From Palermo, a reflection by one of the 17 comrades hit by precautionary measures
I grew in a working-class neighbourhood, one like any other. One of those neighbourhood in which there’s no light at night and in winter not even dogs come out, one of those neighbourhoods abandoned by transports, institutions, services, let alone with run-down streets and floods every month.
In this neighbourhood I grew up and from this neighbourhood I learned how to face hardships. My family lived of the sacrifices of the previous generations, my father has been entitled for four years to redundancy funds and we bear the weight of one of those many mortgages that afflict the lives of proletarian families. The period in school was tough, it had been difficult to buy books, difficult to see my mother crying, difficult to not be able to rely on handouts or facilitations. It had been difficult also to want to learn, to be hungry for knowledge and receive instead puny and falsified concepts at the service of the corporations. It had been difficult to learn everything on my own, what they do not teach you at school, it had been difficult to be without neither opportunities nor occasions. It had been (and still it is) horrible to see neighbourhoods friends, relatives, school mates to die or go to jail, to leave and go away, to succumb to the lack of opportunities and assistance.
In this condition, I became a political militant of what is a political organization with a steadfast and enduring history, but that is not a criminal conspiracy. In five years I leaned from scratch what it means to overcome hardships, collectivize, experiences and inexperiences, read and understand the surrounding reality, I learned how to weep and get dirty, I learned how to raise the voice and how to smile. In these five years I grew up as a man, as a social subject, as a political militant.

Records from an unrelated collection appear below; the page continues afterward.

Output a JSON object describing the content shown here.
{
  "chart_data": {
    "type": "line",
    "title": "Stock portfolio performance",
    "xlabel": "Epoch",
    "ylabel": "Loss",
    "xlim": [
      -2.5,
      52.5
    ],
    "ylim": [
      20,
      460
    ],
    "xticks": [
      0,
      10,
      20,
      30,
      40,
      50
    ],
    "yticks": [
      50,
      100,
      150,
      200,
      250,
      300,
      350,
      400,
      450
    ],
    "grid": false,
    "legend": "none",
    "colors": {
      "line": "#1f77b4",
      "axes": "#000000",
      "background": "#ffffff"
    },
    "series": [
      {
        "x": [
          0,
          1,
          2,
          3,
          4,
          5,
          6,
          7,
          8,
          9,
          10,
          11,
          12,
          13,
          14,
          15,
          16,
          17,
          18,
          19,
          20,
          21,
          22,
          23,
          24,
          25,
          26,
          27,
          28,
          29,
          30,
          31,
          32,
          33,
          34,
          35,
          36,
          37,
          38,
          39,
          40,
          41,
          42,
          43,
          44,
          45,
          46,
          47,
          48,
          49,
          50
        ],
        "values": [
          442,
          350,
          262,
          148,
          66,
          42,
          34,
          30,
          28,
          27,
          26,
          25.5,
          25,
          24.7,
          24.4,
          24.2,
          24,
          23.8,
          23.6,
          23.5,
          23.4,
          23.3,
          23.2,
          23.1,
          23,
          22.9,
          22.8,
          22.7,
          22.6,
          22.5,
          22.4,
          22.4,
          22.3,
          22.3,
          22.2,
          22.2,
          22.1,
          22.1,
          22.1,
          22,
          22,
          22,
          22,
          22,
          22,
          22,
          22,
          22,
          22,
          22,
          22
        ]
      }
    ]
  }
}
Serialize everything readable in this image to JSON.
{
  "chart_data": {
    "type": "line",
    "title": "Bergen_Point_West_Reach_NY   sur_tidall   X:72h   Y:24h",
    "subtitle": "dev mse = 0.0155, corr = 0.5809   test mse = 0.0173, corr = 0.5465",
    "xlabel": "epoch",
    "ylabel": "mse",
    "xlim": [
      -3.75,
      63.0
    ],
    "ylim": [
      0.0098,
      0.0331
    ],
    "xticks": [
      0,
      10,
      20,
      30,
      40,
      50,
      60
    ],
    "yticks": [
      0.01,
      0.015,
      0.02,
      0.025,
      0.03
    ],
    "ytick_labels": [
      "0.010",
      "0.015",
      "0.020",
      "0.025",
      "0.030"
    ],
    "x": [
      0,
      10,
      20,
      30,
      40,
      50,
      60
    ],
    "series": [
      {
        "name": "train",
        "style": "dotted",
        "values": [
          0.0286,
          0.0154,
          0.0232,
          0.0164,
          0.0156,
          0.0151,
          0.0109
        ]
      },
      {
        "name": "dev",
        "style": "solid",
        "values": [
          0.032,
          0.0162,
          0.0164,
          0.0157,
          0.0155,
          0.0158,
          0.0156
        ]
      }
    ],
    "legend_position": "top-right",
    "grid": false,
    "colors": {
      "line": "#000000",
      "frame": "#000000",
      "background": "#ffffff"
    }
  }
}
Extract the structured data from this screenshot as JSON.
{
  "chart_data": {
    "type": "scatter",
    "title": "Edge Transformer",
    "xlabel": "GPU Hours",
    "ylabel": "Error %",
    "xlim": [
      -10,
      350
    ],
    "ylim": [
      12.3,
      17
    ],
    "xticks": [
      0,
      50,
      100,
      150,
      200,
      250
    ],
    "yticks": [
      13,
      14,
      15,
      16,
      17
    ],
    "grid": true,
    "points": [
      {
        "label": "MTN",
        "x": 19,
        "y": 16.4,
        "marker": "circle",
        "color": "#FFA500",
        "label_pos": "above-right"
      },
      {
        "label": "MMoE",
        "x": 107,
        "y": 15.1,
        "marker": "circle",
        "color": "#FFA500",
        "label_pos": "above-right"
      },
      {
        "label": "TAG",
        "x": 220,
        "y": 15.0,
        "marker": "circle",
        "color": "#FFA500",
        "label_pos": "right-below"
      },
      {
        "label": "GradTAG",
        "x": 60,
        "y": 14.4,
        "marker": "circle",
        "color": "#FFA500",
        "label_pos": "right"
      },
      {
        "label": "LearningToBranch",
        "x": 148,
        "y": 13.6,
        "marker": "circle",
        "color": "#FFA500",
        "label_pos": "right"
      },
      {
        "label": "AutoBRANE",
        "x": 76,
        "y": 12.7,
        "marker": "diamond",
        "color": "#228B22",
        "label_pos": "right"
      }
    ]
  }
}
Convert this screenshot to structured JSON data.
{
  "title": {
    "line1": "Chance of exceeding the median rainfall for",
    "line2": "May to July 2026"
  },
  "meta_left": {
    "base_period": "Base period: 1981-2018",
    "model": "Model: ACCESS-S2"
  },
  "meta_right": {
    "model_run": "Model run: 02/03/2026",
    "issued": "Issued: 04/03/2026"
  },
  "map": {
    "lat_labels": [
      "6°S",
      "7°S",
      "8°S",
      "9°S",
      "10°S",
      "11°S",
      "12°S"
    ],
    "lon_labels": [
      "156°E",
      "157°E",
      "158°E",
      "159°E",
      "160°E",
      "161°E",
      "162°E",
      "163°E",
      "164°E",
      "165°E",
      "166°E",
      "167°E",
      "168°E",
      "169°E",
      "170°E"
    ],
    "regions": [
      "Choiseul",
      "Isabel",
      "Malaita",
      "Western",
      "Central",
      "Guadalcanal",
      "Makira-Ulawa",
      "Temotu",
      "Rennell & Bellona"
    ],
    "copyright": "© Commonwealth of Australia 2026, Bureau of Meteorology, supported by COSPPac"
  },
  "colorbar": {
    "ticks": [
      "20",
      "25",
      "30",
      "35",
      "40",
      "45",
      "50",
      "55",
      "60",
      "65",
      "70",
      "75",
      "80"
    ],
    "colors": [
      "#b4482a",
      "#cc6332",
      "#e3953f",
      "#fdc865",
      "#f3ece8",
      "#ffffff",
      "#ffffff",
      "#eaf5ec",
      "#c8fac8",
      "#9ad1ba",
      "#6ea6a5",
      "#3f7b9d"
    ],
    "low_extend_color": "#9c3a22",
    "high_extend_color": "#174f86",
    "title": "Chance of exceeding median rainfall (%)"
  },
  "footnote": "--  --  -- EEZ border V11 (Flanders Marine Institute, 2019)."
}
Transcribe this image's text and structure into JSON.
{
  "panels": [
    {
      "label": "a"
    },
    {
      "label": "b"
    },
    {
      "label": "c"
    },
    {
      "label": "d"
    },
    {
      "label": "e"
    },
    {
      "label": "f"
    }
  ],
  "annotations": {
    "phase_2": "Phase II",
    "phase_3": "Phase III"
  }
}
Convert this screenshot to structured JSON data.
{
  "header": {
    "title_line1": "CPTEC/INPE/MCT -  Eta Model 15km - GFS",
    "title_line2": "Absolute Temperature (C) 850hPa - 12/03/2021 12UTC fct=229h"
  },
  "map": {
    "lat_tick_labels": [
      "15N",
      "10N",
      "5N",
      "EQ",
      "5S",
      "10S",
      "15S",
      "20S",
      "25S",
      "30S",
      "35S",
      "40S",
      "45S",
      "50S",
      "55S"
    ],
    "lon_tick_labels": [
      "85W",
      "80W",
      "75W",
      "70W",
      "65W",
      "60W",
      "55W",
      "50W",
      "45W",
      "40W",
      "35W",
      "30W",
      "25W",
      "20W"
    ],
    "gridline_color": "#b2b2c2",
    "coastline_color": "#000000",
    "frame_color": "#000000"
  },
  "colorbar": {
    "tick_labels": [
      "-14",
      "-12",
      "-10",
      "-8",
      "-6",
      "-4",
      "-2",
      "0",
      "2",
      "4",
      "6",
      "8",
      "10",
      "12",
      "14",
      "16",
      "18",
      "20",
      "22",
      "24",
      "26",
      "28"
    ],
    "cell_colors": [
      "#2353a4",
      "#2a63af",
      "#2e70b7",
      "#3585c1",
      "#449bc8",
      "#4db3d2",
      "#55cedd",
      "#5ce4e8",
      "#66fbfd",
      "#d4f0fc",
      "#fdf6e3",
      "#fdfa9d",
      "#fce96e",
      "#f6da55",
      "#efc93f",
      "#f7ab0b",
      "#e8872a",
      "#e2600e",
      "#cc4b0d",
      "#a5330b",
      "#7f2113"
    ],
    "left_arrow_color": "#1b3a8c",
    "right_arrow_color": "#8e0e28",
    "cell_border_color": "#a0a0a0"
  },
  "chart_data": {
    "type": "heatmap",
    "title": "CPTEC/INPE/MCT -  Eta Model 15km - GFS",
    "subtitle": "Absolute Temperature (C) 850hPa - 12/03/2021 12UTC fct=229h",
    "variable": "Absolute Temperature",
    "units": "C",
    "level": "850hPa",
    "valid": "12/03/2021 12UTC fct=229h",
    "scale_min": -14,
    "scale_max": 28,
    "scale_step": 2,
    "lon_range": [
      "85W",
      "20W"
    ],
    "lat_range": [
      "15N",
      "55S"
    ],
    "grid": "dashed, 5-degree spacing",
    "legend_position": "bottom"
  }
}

In these five years I learned what it means to hate for love, what it means to wake up at morning and feel to not be able to live without doing what I do, what it means to break isolation and fragmentation with the support of my comrades, what it means to be supported by the people. In these five years I realized that I do not want anybody else to live through the privations I did live through, I realized that to fight in order to improve livelihoods is not an hobby, but a duty.
Yesterday I was crushed and frustrated by an unstoppable mechanism.
Today we are the lever that stops this mechanism.
I broke the ghetto cage and now I am community.
I erased sadness, desperation, weariness, individualism, indifference, solitude, manipulation. I gained a new life, made of efforts and continuous experimentations, of experiences and community, of consciousness and reflection, of sharing and solidarity, of reappropriation and determination, of change of the present state of things.
I am proud of those 50 thousands of students that marched at my side against the Gelmini [reform of education in 2010], proud of the workers and the precarious with which I defended the right to income, proud of the homeless families with which I affirmed housing rights, proud of the Teatro Mediterraneo Occupato experience, with which I asserted that a different culture is possible.
It took me 20 years to become what I am.
I have not the slightest intention to stop now.